Der Südgipfel steigt am Samstag also an der Spree, und im Ländle richten sich die Blicke auf Bildschirme und Leinwände. So wie beim Ehninger Pfingstfest im Innenhof der Fronäckerschule. Weil die Nachfrage groß sein wird, ist der Zutritt auf das Festgelände und zum Public Viewing nur mit dem Samstagabend-Ticket möglich. Karten dafür gibt es im Vorverkauf bei der VR-Bank Ehningen-Nufringen sowie bei Delight Sun Sonnenstudio Sindelfingen. Oder sogar für bis zu 15.000 VfB-Fans am Mercedes-Benz Museum in Stuttgart, wobei man sich hierfür über vfb.de Tickets online besorgen muss.
Zweimal gab es das schon
Zweimal hat es diese Paarung im Pokalfinale schon gegeben. Beide Male mit dem besseren Ende für die Bayern. 1986 war es beim 5:2 eine recht eindeutige Angelegenheit. Bayern führte zur Pause 2:0 durch zwei Treffer von Roland Wohlfarth. Nach der Pause schnürte Michael Rummenigge einen Doppelpack, Guido Buchwald traf nach 76 Minuten zum 1:4. Roland Wohlfarth schlug mit seinem dritten Treffer sofort zurück und Jürgen Klinsmann traf spät. Lothar Matthäus verschoss beim Stand von 2:0 einen Elfmeter.

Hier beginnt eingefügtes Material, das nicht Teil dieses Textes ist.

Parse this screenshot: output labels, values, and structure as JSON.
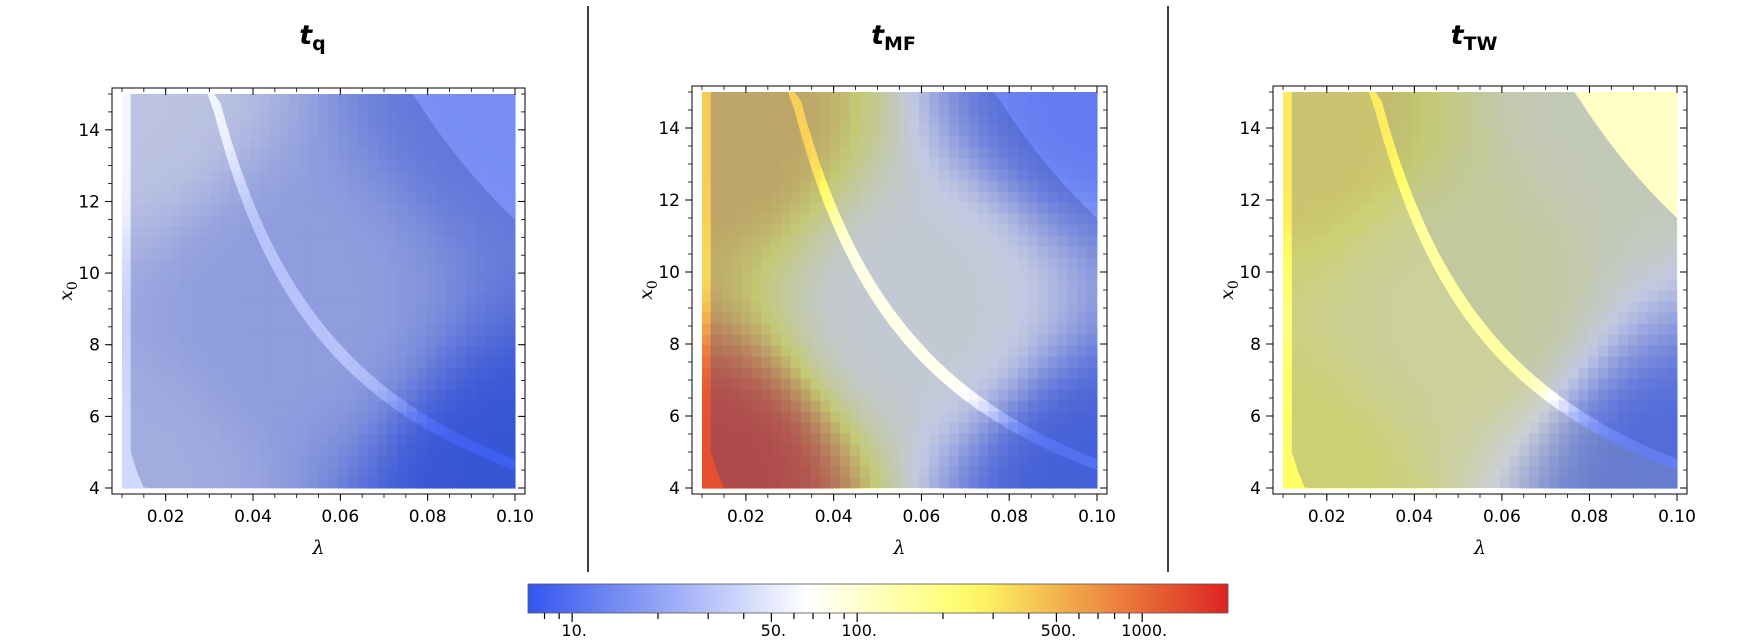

2013: Bayern ging durch Thomas Müller per Elfmeter in Führung, Mario Gomez erhöhte mit zwei Treffern auf 3:0. Dann wurde es nochmal eng: Martin Harnik traf doppelt für Stuttgart zum 3:2 – und so mancher VfB-Fan sagte hinterher: „Wenn das Spiel noch fünf Minuten gegangen wäre...“. Am Samstag geht es wieder bei null los, und nach dem erfolgreichen Ligafinale hat der VfB nichts zu verlieren.